Misc #14735
openthread-safe operations in a hash could be documented
Description
Hi, sometimes I find myself fetching data from the database through multiple queries concurrently. For example, suppose the application support multiple data-types which are independent from each other and we need to perform a set of operations per data-type. Usually I'd run one method for extracting the related data per data-type and would run them concurrently. Something like this:
require 'thread'
result = {} # assume this is thread-safe in MRI for now
data_types.map do |data_type, processor|
Thread.start{ result[data_type] = processor.call }
end.each &:join
This code is quite simple and seems to always work with MRI. A more explicit equivalent code that should also work on other Ruby implementations without GIL would be probably written like:
require 'thread'
result = {}
result_semaphore = Mutex.new
data_types.map do |data_type, processor|
Thread.start do
result_for_data_type = processor.call # expensive call
result_semaphore.synchronize{ result[data_type] = result_for_data_type }
end
end.each &:join
As you can see, it's much more code than the previous one. As I said initially, I use such pattern every now and then, so I'd love to be able to write the first code and being confident that it would always work as expected in MRI.

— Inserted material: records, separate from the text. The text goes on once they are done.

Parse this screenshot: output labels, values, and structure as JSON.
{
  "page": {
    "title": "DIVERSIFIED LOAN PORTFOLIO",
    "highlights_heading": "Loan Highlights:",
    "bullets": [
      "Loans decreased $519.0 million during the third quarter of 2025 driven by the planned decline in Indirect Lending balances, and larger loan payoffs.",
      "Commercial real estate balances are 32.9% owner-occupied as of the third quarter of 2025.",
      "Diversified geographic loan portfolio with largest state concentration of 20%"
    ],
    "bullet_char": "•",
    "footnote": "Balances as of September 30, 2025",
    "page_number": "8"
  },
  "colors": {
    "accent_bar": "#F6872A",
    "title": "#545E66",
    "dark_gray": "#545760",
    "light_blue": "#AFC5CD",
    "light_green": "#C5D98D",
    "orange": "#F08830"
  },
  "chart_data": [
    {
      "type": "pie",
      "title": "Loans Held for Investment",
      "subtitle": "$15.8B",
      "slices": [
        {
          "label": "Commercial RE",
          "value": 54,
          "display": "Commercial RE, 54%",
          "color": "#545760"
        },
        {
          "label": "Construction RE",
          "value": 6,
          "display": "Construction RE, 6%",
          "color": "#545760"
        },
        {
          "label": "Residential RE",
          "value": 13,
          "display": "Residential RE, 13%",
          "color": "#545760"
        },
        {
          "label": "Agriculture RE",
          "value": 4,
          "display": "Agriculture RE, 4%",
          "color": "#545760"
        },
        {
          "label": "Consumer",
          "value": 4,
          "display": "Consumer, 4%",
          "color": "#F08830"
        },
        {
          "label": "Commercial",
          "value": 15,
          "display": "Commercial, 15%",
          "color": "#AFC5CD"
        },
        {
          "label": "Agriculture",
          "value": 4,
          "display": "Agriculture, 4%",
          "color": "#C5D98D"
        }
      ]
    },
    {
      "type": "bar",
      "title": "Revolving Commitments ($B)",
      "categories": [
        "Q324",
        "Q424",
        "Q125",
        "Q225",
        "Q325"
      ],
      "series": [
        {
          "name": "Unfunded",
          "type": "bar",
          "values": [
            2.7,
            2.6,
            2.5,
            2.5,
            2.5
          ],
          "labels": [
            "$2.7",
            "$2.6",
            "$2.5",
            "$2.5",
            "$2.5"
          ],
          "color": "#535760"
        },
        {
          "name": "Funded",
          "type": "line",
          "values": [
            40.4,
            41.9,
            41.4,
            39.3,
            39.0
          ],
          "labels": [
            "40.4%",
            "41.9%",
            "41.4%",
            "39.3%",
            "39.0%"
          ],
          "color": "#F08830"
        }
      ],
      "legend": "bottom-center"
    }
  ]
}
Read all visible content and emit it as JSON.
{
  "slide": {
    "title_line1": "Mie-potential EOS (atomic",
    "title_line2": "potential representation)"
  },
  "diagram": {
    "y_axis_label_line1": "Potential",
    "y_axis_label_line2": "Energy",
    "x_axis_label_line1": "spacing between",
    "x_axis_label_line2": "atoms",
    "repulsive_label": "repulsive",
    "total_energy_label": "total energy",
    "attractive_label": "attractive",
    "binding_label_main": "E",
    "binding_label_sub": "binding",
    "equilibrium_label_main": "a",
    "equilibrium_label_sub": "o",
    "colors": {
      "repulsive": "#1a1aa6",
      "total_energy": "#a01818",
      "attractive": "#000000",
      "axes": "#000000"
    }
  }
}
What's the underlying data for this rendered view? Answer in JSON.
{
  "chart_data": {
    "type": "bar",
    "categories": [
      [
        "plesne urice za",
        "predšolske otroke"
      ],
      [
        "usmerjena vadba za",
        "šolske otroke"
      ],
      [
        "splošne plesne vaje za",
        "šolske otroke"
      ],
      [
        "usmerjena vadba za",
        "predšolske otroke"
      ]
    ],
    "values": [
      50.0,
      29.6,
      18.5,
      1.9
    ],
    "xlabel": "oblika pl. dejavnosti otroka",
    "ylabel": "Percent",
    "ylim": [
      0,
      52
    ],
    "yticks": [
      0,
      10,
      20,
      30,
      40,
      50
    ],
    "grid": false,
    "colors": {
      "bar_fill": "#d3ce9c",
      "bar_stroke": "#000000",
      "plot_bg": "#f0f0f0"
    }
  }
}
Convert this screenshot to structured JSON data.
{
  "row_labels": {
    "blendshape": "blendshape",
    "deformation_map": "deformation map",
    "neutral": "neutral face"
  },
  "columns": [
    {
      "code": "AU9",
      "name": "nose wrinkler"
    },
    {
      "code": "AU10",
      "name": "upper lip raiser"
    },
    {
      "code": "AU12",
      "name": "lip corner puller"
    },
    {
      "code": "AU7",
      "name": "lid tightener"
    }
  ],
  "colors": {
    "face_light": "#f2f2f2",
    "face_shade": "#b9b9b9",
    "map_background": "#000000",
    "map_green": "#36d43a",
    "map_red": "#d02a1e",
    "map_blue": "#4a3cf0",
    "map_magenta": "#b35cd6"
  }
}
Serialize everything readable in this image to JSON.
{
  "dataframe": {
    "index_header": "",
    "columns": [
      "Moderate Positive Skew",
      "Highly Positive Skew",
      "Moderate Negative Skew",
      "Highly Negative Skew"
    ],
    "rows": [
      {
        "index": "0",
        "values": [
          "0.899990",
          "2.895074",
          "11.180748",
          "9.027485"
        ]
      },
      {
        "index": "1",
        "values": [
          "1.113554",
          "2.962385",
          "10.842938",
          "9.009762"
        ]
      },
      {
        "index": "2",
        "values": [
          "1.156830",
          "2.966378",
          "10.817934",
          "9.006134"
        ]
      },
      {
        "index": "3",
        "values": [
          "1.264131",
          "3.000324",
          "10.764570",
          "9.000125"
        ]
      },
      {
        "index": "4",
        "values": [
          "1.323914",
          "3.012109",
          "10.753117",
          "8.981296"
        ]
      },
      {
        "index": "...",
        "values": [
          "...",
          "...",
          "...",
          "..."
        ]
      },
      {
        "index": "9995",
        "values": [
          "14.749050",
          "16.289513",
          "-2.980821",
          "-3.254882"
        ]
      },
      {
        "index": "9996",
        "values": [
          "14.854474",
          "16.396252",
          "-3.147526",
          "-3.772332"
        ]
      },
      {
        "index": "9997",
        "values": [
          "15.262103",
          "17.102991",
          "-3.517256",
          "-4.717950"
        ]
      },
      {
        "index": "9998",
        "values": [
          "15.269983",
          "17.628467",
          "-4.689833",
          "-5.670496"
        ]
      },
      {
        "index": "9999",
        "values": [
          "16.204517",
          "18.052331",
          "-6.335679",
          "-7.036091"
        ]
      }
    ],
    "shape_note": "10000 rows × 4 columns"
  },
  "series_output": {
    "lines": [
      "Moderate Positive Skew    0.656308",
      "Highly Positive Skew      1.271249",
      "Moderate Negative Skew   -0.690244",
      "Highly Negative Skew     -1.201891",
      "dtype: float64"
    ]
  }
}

I've tried the following in order to see if I could cause an thread-unsafe case with MRI but it always return "[ 100000, 100000, nil ]":
require 'thread'
h = {}
(1..100000).map do |i|
Thread.start{ h[i] = i }
end.each &:join
p h.keys.uniq.size, h.values.uniq.size, h.find{|k, v| k != v }
Is it just by chance? Or may I assume that will always be the case. Maybe it would be interesting to document somewhere what could be assumed to be true regarding thread-safeness for many methods. For example, there could be some link in the Hash documentation such as: "If you'd like to understand how each method behave in a multi-thread environment read this document" and point to another page explaining how it works.
By the way, the 'concurrent' gem seems to assume Hash is thread-safe in MRI as you can see here:
https://github.com/ruby-concurrency/concurrent-ruby/blob/master/lib/concurrent/hash.rb#L5-L16
module Concurrent
if Concurrent.on_cruby?
class Hash < ::Hash;
end
#...
end
end
Is this officially documented somewhere?